- Directed by: Gilbert Pratt
- Produced by: Hal Roach
- Starring: Harold Lloyd
- Distributed by: Pathé Exchange
- Release date: April 21, 1918;
- Running time: 10 minutes
- Country: United States
- Languages: Silent English intertitles

= It's a Wild Life =

1918 film

It's a Wild Life is a 1918 American silent comedy short film featuring Harold Lloyd.

==Cast==
- Harold Lloyd
- Snub Pollard
- Bebe Daniels
- William Blaisdell
- Sammy Brooks
- Lige Conley
- Helen Gilmore
- Lew Harvey
- Bud Jamison
- Fred C. Newmeyer
- James Parrott
- Charles Stevenson

==Plot==
Harold attempts to court Bebe but he is turned away from Bebe's home by her mother who tells Harold that her daughter will only date a banker or a councilman. Bebe's father arranges for Snub to date his daughter as he fits the criteria for an acceptable suitor. Harold follows Bebe, Snub and Bebe's parents to a dance hall where Bebe is pleased to see him. Harold distracts the others long enough to have an energetic dance with Bebe. Harold then gets into an extended fight with both Snub and Bebe's father. Eventually all the dance hall patrons become involved in the fighting. The police are summoned.

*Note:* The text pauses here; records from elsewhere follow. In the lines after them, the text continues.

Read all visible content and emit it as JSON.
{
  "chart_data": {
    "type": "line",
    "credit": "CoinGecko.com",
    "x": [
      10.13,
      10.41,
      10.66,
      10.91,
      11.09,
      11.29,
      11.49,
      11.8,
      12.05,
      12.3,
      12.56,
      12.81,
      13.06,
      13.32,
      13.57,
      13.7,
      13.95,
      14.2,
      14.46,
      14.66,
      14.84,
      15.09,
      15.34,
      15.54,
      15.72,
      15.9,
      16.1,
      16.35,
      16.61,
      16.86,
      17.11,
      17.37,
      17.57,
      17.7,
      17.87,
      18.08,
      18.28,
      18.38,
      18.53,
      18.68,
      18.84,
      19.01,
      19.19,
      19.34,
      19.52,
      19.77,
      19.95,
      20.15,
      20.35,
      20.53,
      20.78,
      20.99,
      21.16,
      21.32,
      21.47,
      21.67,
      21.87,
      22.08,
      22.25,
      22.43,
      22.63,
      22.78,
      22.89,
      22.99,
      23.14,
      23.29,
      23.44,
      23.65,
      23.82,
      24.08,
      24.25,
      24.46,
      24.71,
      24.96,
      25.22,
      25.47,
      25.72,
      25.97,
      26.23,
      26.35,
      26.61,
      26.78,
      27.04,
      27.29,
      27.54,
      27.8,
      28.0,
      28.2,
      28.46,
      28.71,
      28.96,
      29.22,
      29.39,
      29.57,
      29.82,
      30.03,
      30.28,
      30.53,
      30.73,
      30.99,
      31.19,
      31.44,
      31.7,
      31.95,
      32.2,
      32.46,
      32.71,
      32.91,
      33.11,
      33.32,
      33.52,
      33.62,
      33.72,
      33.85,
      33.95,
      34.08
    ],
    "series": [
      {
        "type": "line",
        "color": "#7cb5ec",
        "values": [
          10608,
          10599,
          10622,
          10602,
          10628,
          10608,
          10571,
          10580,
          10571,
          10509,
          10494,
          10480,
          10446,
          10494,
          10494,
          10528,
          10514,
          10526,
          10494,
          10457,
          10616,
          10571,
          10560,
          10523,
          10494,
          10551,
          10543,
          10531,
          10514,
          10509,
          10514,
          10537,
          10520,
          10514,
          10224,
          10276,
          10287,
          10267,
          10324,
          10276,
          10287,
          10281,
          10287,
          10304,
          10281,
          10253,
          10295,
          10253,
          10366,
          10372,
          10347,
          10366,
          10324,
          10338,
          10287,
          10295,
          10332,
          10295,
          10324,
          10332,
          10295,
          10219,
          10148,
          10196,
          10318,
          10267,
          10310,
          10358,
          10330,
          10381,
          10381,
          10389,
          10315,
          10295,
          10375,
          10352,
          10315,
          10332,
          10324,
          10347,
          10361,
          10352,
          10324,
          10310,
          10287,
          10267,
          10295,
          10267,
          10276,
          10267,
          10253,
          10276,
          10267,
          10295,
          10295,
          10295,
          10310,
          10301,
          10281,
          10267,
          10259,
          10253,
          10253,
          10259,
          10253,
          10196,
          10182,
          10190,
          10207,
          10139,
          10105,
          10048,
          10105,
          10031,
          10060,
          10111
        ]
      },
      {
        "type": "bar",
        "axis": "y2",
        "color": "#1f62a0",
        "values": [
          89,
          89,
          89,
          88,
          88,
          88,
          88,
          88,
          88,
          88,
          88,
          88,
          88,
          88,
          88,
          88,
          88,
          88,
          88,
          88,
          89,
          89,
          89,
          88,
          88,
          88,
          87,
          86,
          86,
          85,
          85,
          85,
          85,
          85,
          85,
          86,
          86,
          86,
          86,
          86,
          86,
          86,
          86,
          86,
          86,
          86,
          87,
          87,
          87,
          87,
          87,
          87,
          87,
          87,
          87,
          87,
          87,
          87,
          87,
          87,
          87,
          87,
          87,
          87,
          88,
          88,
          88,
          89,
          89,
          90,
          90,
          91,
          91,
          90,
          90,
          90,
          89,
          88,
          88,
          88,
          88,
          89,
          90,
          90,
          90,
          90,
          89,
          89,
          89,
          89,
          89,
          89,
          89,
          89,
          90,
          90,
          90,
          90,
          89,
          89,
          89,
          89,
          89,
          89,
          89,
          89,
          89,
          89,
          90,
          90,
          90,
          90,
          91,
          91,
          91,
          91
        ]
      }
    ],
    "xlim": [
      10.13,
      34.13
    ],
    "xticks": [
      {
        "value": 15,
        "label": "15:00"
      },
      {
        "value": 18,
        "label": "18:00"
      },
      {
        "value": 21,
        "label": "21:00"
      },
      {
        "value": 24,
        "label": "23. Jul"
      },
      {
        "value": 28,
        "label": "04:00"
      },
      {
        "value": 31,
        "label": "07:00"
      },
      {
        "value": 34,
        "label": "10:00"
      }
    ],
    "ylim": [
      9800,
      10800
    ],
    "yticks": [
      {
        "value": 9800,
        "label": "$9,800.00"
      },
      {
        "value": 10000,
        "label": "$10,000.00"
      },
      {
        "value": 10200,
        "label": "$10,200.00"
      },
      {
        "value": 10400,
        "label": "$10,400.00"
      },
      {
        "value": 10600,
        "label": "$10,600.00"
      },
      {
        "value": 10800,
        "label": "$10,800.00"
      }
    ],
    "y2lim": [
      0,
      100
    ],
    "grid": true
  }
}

The dance hall manager eventually turns out the lights on the brawlers as the fight shows no signs of subsiding.

==Reception==
In a review on April 20, 1918, Motion Picture News, wrote that the film was "perhaps, Harold Lloyd’s funniest single reel comedy...It has a laugh in practically every scene, and there is a plentiful supply of good business...adding considerably thereby to the gaiety of nations."